Publicado em 17/03/2022 às 06:00.

Marcelo Batista*

O tema da redação era a erotização infantil na sociedade brasileira. Enquanto  eu expunha os possíveis argumentos para o texto, uma aluna ficava escondida, no canto da sala. Estranhei no início, mas pensava que a reação era somente desinteresse, tão comum entre os alunos daquela idade. Estava enganado.

Depois da minha discussão, a aluna me chamou fora da sala, com os olhos lacrimejando. Disse que não conseguia escrever sobre aquele assunto. Inicialmente insisti, pedi que tentasse produzir, pois o tema não era tão difícil. Ela comentou que o problema não era a escrita. Disse que sofria abusos sexuais desde cedo de um tio, muito próximo da família e que não conseguiria escrever sobre aquele tema. Ela já havia tentado falar sobre isso com parentes, mas eles não deram muita atenção. Permiti que ela ficasse sem fazer a redação. No meu caso era apenas um texto; no dela, anos de abuso.

Lembrando dessa história, escutei nesta semana a polêmica sobre o tema do filme do humorista Danilo Gentili “Como se tornar o pior aluno da escola”. Acusado por apologia à pedofilia, o Ministério da Justiça decidiu solicitar a retirada do filme do catálogo da Netflix e das demais plataformas de streaming. A produção foi aos cinemas em 2017, mas somente nos últimos dias o debate se acendeu. Na cena do referido filme, o personagem interpretado por Fábio Porchat insinua a dois jovens que o masturbassem, numa aparente troca de favores. A cena provocou polêmica nas redes sociais e foi vista por muitos como apologia à pedofilia. Os humoristas rebateram essa tese, afirmando que a discussão foi retirada do contexto e que o filme tinha o objetivo, no caso, de denunciar o comportamento padrão dos indivíduos pedófilos.

O filme mostra uma situação extremamente problemática, pois refere-se aos mais diversos abusos e sobre um tema que é praticamente proibido no cotidiano: o abuso sexual, tão comum no ambiente doméstico.Toda a discussão levanta um debate muito válido na sociedade contemporânea, pois depois de quase dois anos de isolamento, muitos alunos voltaram à socialização. O ambiente escolar sempre foi um local importante para que as crianças pudessem se revelar e até mesmo para denunciar os mais diversos abusos. Mas e durante o período de isolamento: até que ponto essas atitudes podem ter se intensificado e até hoje não foram descobertas?
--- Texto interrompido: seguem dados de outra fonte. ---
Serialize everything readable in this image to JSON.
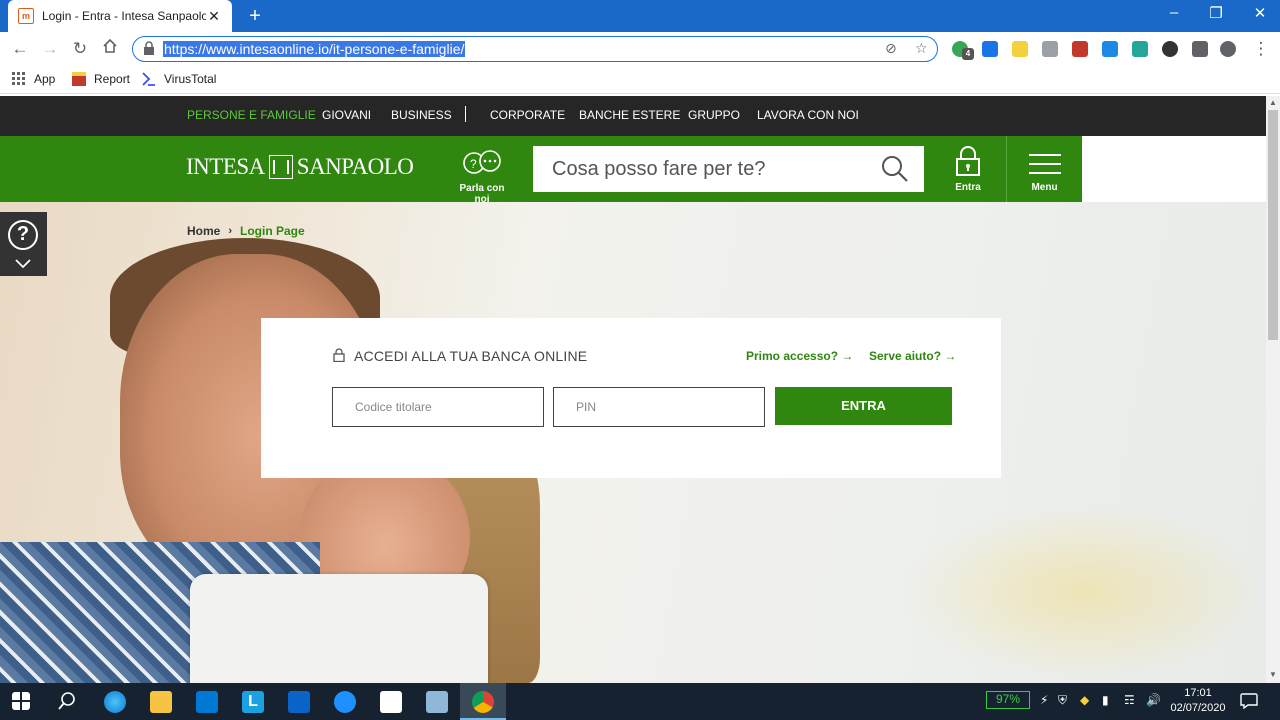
{
  "browser": {
    "tab_title": "Login - Entra - Intesa Sanpaolo",
    "tab_favicon": "m",
    "url": "https://www.intesaonline.io/it-persone-e-famiglie/",
    "bookmarks": [
      "App",
      "Report",
      "VirusTotal"
    ],
    "extension_badge": "4"
  },
  "site": {
    "topnav": [
      "PERSONE E FAMIGLIE",
      "GIOVANI",
      "BUSINESS",
      "CORPORATE",
      "BANCHE ESTERE",
      "GRUPPO",
      "LAVORA CON NOI"
    ],
    "logo_left": "INTESA",
    "logo_right": "SANPAOLO",
    "chat_label": "Parla con noi",
    "search_placeholder": "Cosa posso fare per te?",
    "entra_label": "Entra",
    "menu_label": "Menu",
    "breadcrumb": {
      "home": "Home",
      "current": "Login Page"
    },
    "login": {
      "title": "ACCEDI ALLA TUA BANCA ONLINE",
      "first_access": "Primo accesso? →",
      "help": "Serve aiuto? →",
      "user_placeholder": "Codice titolare",
      "pin_placeholder": "PIN",
      "submit": "ENTRA"
    }
  },
  "taskbar": {
    "battery": "97%",
    "time": "17:01",
    "date": "02/07/2020"
  },
  "colors": {
    "brand_green": "#2f870f",
    "active_nav": "#5ec83b",
    "topnav_bg": "#262626"
  }
}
Uma coisa é fato: com o retorno das aulas presenciais foi possível notar com mais clareza o aumento de problemas psicológicos: ansiedade, depressão, dificuldades de socialização. É o momento de discutir sobre o que foi vivenciado no isolamento e o que deve ser feito para superar os traumas diversos. Até que ponto as instituições de ensino estão preparadas para tratar de todas as cicatrizes deixadas pela pandemia? Muito mais do que a polêmica de um filme desnecessário e de uma cena desagradável, é importante refletir sobre os diversos aspectos que envolvem o lado psicológico dos estudantes.